New research finds that stress at work is a huge contributor to the risk of cardiovascular disease and heart attack for women
By Leah Zerbe, Rodale.com
Job stress and worrying about job security can both take a toll on a woman’s body, although the two issues affect female health differently, according to research presented last month at the American Heart Association’s Annual Meeting in Chicago. But whether chronic work-related stress is eating at your nerves or ballooning your waistline, there are natural solutions with no toxic side effects that you can use to relax the pressure.
The details: In a recent study looking at work stress and women, researchers from Harvard and Brigham and Women’s Hospital studied more than 17,000 otherwise healthy women (generally in their 50s) enrolled in the Women’s Health Study for 10 years. Women who reported work-related strain, such as having little or no authority over decisions or being unable to contribute creativity and skills to the job, were up to 88 percent more likely to experience a heart attack than women who reported no work strain. Overall, working women reporting high job strain faced a 40 percent higher rate of cardiovascular disease, too.
Worrying about losing a job did not appear to increase heart attack risk, but it was linked to obesity, high blood pressure, and high cholesterol, all of which can eventually lead to cardiovascular disease.
What it means: Whether it’s a nightmarish cubicle neighbor, an unrelenting workload, or an ornery boss that has your stress meter ready to pop at any second, you can get a grip: It’s all about mind over matter. An August study published in the Proceedings of the National Academy of Sciences found that students taking part in Integrative Body-Mind Training (IBMT) enjoyed changes in white brain matter (within 11 hours of practice) that seemed connected to better regulation of emotions and behavior.
Although now very common the U.S. yet, IBMT involves the practice of maintaining a state of restful alertness to tap into body-mind awareness while a trained coach guides your breathing and mental imagery. It’s somewhat similar to more widely available mindfulness-based stress reduction (MBSR), which involves focusing on your present-moment thoughts and feelings in a non-judgmental way. MBSR has been shown to help people make clearer decisions in times of crisis, which could help when all health breaks loose at the office.
Next: How to lower your stress levels without turning to meds.
Here’s how to lower your stress levels without turning to meds:
1. Get your daily IBMT
Previous research out of the University of Oregon and three Chinese institutes has found that you could adopt stress-zapping properties of IBMT before the workweek’s out. After practicing it for 20 minutes a day for five days in a row, participants reported reduced stress and increased energy.
Prevention suggests this intro IBMT exercise: Sit quietly in a comfortable position.

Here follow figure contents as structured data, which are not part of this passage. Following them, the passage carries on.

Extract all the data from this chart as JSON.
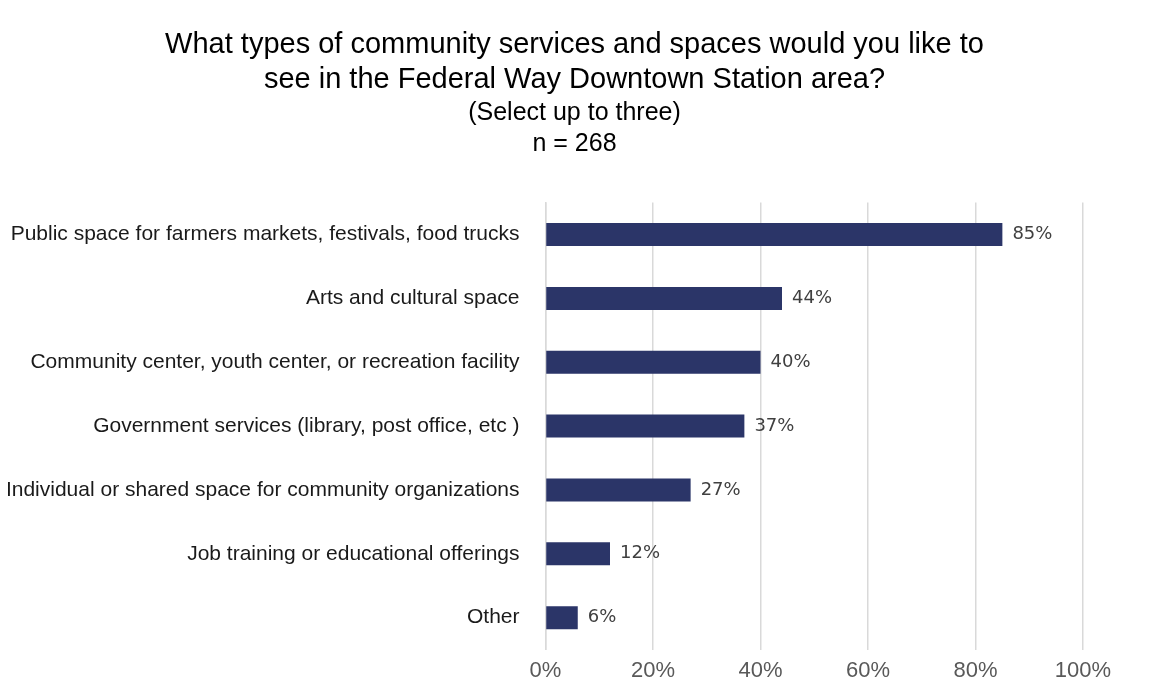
{
  "chart_data": {
    "type": "bar",
    "orientation": "horizontal",
    "title": "What types of community services and spaces would you like to see in the Federal Way Downtown Station area?",
    "subtitle": "(Select up to three)",
    "annotations": [
      "n = 268"
    ],
    "categories": [
      "Public space for farmers markets, festivals, food trucks",
      "Arts and cultural space",
      "Community center, youth center, or recreation facility",
      "Government services (library, post office, etc )",
      "Individual or shared space for community organizations",
      "Job training or educational offerings",
      "Other"
    ],
    "values": [
      85,
      44,
      40,
      37,
      27,
      12,
      6
    ],
    "value_labels": [
      "85%",
      "44%",
      "40%",
      "37%",
      "27%",
      "12%",
      "6%"
    ],
    "color": "#2b3568",
    "xlim": [
      0,
      100
    ],
    "xticks": [
      {
        "value": 0,
        "label": "0%"
      },
      {
        "value": 20,
        "label": "20%"
      },
      {
        "value": 40,
        "label": "40%"
      },
      {
        "value": 60,
        "label": "60%"
      },
      {
        "value": 80,
        "label": "80%"
      },
      {
        "value": 100,
        "label": "100%"
      }
    ],
    "grid": "x",
    "legend": false
  }
}
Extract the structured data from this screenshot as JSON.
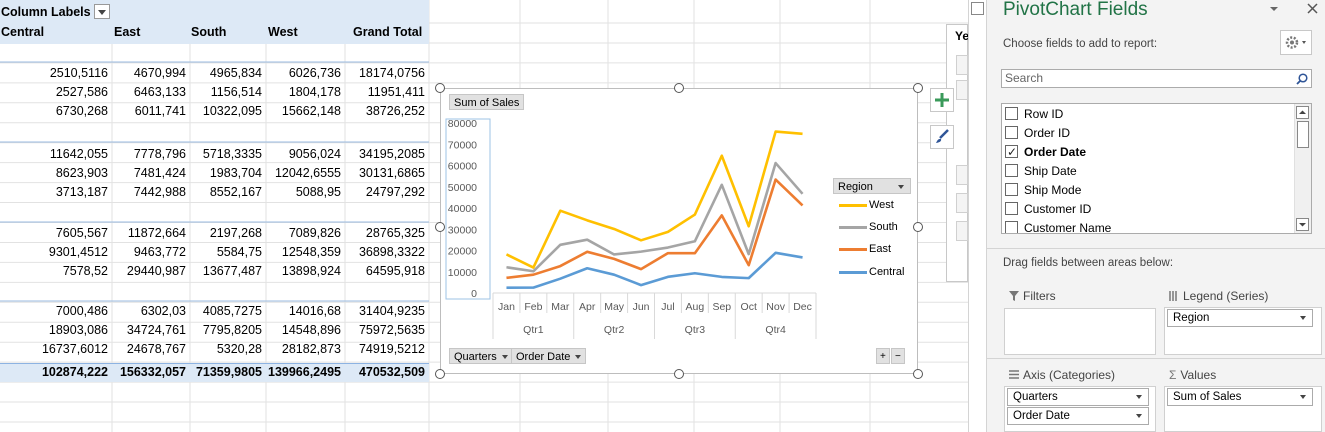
{
  "pivot": {
    "column_labels": "Column Labels",
    "headers": [
      "Central",
      "East",
      "South",
      "West",
      "Grand Total"
    ],
    "rows": [
      [
        "2510,5116",
        "4670,994",
        "4965,834",
        "6026,736",
        "18174,0756"
      ],
      [
        "2527,586",
        "6463,133",
        "1156,514",
        "1804,178",
        "11951,411"
      ],
      [
        "6730,268",
        "6011,741",
        "10322,095",
        "15662,148",
        "38726,252"
      ],
      [
        "11642,055",
        "7778,796",
        "5718,3335",
        "9056,024",
        "34195,2085"
      ],
      [
        "8623,903",
        "7481,424",
        "1983,704",
        "12042,6555",
        "30131,6865"
      ],
      [
        "3713,187",
        "7442,988",
        "8552,167",
        "5088,95",
        "24797,292"
      ],
      [
        "7605,567",
        "11872,664",
        "2197,268",
        "7089,826",
        "28765,325"
      ],
      [
        "9301,4512",
        "9463,772",
        "5584,75",
        "12548,359",
        "36898,3322"
      ],
      [
        "7578,52",
        "29440,987",
        "13677,487",
        "13898,924",
        "64595,918"
      ],
      [
        "7000,486",
        "6302,03",
        "4085,7275",
        "14016,68",
        "31404,9235"
      ],
      [
        "18903,086",
        "34724,761",
        "7795,8205",
        "14548,896",
        "75972,5635"
      ],
      [
        "16737,6012",
        "24678,767",
        "5320,28",
        "28182,873",
        "74919,5212"
      ]
    ],
    "grand_total": [
      "102874,222",
      "156332,057",
      "71359,9805",
      "139966,2495",
      "470532,509"
    ]
  },
  "chart": {
    "value_field_button": "Sum of Sales",
    "legend_title": "Region",
    "axis_buttons": [
      "Quarters",
      "Order Date"
    ],
    "plus_minus": [
      "+",
      "−"
    ],
    "months": [
      "Jan",
      "Feb",
      "Mar",
      "Apr",
      "May",
      "Jun",
      "Jul",
      "Aug",
      "Sep",
      "Oct",
      "Nov",
      "Dec"
    ],
    "quarters": [
      "Qtr1",
      "Qtr2",
      "Qtr3",
      "Qtr4"
    ],
    "yticks": [
      "80000",
      "70000",
      "60000",
      "50000",
      "40000",
      "30000",
      "20000",
      "10000",
      "0"
    ]
  },
  "chart_data": {
    "type": "line",
    "categories": [
      "Jan",
      "Feb",
      "Mar",
      "Apr",
      "May",
      "Jun",
      "Jul",
      "Aug",
      "Sep",
      "Oct",
      "Nov",
      "Dec"
    ],
    "ylim": [
      0,
      80000
    ],
    "legend_position": "right",
    "grid": false,
    "series": [
      {
        "name": "West",
        "color": "#ffc000",
        "values": [
          18174,
          11951,
          38726,
          34195,
          30132,
          24797,
          28765,
          36898,
          64596,
          31405,
          75973,
          74920
        ]
      },
      {
        "name": "South",
        "color": "#a5a5a5",
        "values": [
          12108,
          10223,
          22688,
          25094,
          18137,
          19466,
          21393,
          24346,
          50921,
          18307,
          61152,
          46679
        ]
      },
      {
        "name": "East",
        "color": "#ed7d31",
        "values": [
          7142,
          8620,
          12666,
          19381,
          16059,
          11247,
          18768,
          18723,
          36518,
          13088,
          53396,
          41201
        ]
      },
      {
        "name": "Central",
        "color": "#5b9bd5",
        "values": [
          2511,
          2528,
          6730,
          11642,
          8624,
          3713,
          7606,
          9301,
          7579,
          7000,
          18903,
          16738
        ]
      }
    ]
  },
  "pane": {
    "title": "PivotChart Fields",
    "choose": "Choose fields to add to report:",
    "search_placeholder": "Search",
    "fields": [
      {
        "label": "Row ID",
        "checked": false
      },
      {
        "label": "Order ID",
        "checked": false
      },
      {
        "label": "Order Date",
        "checked": true
      },
      {
        "label": "Ship Date",
        "checked": false
      },
      {
        "label": "Ship Mode",
        "checked": false
      },
      {
        "label": "Customer ID",
        "checked": false
      },
      {
        "label": "Customer Name",
        "checked": false
      }
    ],
    "drag_text": "Drag fields between areas below:",
    "filters_label": "Filters",
    "legend_label": "Legend (Series)",
    "legend_items": [
      "Region"
    ],
    "axis_label": "Axis (Categories)",
    "axis_items": [
      "Quarters",
      "Order Date"
    ],
    "values_label": "Values",
    "values_items": [
      "Sum of Sales"
    ],
    "partial_slicer_text": "Ye"
  }
}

Close your eyes and think of your mind as a full cup; as thoughts come and go, keep returning to an image of the cup becoming empty. Repeat for five minutes.
Regardless of your meditation style, know this: Compared to non-meditators, women who practice meditation enjoy up to a 66 percent drop in stress hormone levels, which can dramatically improve heart health.
2. Pop a piece of gum
If you’re in need of an emergency quick freak-out fix, reach for a piece of gum. (Avoid artificial sweetened gum, though some are linked to health issues.) One study found that chewing gum boosts blood flow to the brain by up to 40 percent, helping you stay calm and in the present. This prevents you from ruminating over some aggravating office event.
3. Learn more about meditation
You don’t need to be a monk to enjoy the benefits of meditation. In fact, more and more Western integrative medicine practitioners are using it as a nontoxic health improver.